1997. Sulla questione infatti già al congresso di Corviale (era autunno ma poi il tormentone diventa estivo), D’Alema dice sostanzialmente: volete diventare classe dirigente? Allora, fate le vostre battaglie e se avete la forza prendetevi il partito. Nel 2006 (otto anni dopo) ripeterà lo stesso concetto all’ennesimo congresso nazionale della Sg…
2004. Stefano Di Traglia ed Emanuele Piazza il 18 agosto del 2004 posero la questione sull’Unità. Ne seguì un mese di articoli e dibattiti, fino ad un convegno nel novembre a Firenze in presenza di Fassino. Risultato? Fassino confermò i “suoi” giovani, Bersani ne promosse un paio di propri.
2007. Analogamente, lo scorso giugno un documento promosso da Orlando e Filippeschi, a cui aderì anche Zingaretti, , creò un grande putiferio perché sembrava che i promotori volessero sostenere Bersani contro Veltroni. Risultato: dietro-front immediato.Nei mesi successivi, continua la promozione di nuovi dirigenti secondo il sistema della cooptazione.
2008. Nel complesso, infatti, il gruppo del PD alla Camera ha un numero molto alto di under 40. Eppure ogni estate la stessa storia. Diciamoci chiaramente le cose come stanno: la questione del ricambio la solleva solo chi rimane fuori dal meccanismo di cooptazione o chi ha il proprio capo (da cui è cooptato) in contrapposizione con il segretario di turno.
Considerazioni (1) In verità, il ricambio a poco a poco si fa, e la cooptazione ne è il metodo adottato. Un metodo che funziona benissimo nella misura in cui i “giovani” si mettono in continuità con i leader del momento. Ben altro sarebbe il discorso se accanto al ricambio di dirigenti si ponesse un’altra questione, cioè che i “giovani” dirigenti dovrebbero interpretare una politica nuova rispetto agli attuali. Da questo punto di vista, di proposte nuove, di opzioni alternative non se ne vedono. Problema, si badi bene, che accomuna tutti i partiti e tutti gli schieramenti. An o FI funzionano allo stesso modo. Si pensi alla Meloni o alla Carfagna. Bravine e spendibili, allineatissime con i vertici…
Considerazioni (2) Ben altro ci insegna il passato della sinistra. Si pensi al Midas di Craxi o al documento sull’ambiente di Mussi e D’Alema di fine anni ottanta. Lì maturavano rotture politiche, idee nuove, si metteva in discussione non l’età o la capacità di questo o quel leader bensì il progetto politico.

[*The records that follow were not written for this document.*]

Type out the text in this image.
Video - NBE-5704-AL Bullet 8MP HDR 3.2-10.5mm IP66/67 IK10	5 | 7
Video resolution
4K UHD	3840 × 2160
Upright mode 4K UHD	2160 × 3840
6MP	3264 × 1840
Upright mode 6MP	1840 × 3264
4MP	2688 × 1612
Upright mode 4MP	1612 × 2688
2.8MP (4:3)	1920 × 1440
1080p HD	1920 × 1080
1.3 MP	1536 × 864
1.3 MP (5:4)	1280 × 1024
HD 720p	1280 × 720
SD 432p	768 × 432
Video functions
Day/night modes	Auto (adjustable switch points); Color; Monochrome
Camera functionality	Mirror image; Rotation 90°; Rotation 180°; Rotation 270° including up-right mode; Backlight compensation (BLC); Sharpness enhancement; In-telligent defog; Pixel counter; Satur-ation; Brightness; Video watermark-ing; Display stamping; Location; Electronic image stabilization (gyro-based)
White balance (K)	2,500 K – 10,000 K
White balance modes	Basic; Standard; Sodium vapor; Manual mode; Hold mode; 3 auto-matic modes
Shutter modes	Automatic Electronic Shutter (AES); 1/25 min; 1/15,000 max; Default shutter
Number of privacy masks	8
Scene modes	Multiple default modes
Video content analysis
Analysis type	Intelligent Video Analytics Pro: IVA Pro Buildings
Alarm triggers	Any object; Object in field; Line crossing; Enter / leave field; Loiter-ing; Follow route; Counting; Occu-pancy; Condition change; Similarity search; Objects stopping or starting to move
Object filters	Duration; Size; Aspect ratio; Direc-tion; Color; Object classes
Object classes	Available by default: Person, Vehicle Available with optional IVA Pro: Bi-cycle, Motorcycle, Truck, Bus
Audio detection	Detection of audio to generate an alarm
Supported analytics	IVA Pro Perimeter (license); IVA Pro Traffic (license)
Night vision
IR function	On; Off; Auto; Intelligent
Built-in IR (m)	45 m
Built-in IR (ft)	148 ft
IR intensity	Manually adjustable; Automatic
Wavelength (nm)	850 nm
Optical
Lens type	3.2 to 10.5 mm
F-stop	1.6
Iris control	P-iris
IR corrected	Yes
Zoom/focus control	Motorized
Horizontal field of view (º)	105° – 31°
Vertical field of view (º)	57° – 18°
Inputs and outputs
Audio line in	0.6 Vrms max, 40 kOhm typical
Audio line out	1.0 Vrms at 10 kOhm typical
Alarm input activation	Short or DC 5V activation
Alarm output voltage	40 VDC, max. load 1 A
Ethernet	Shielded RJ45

Il nodo vero Esiste un problema di ricambio generazione? A ben vedere, fino ad un certo punto.. Il vero nodo, quello che riguarda l’Italia, è il ricambio di idee, proposte e progetti per superare il declino sempre meno lento di un paese che non sa scuotersi più dal suo torpore.
Di questo varrebbe la pena ragionare, il resto sono problemi personali.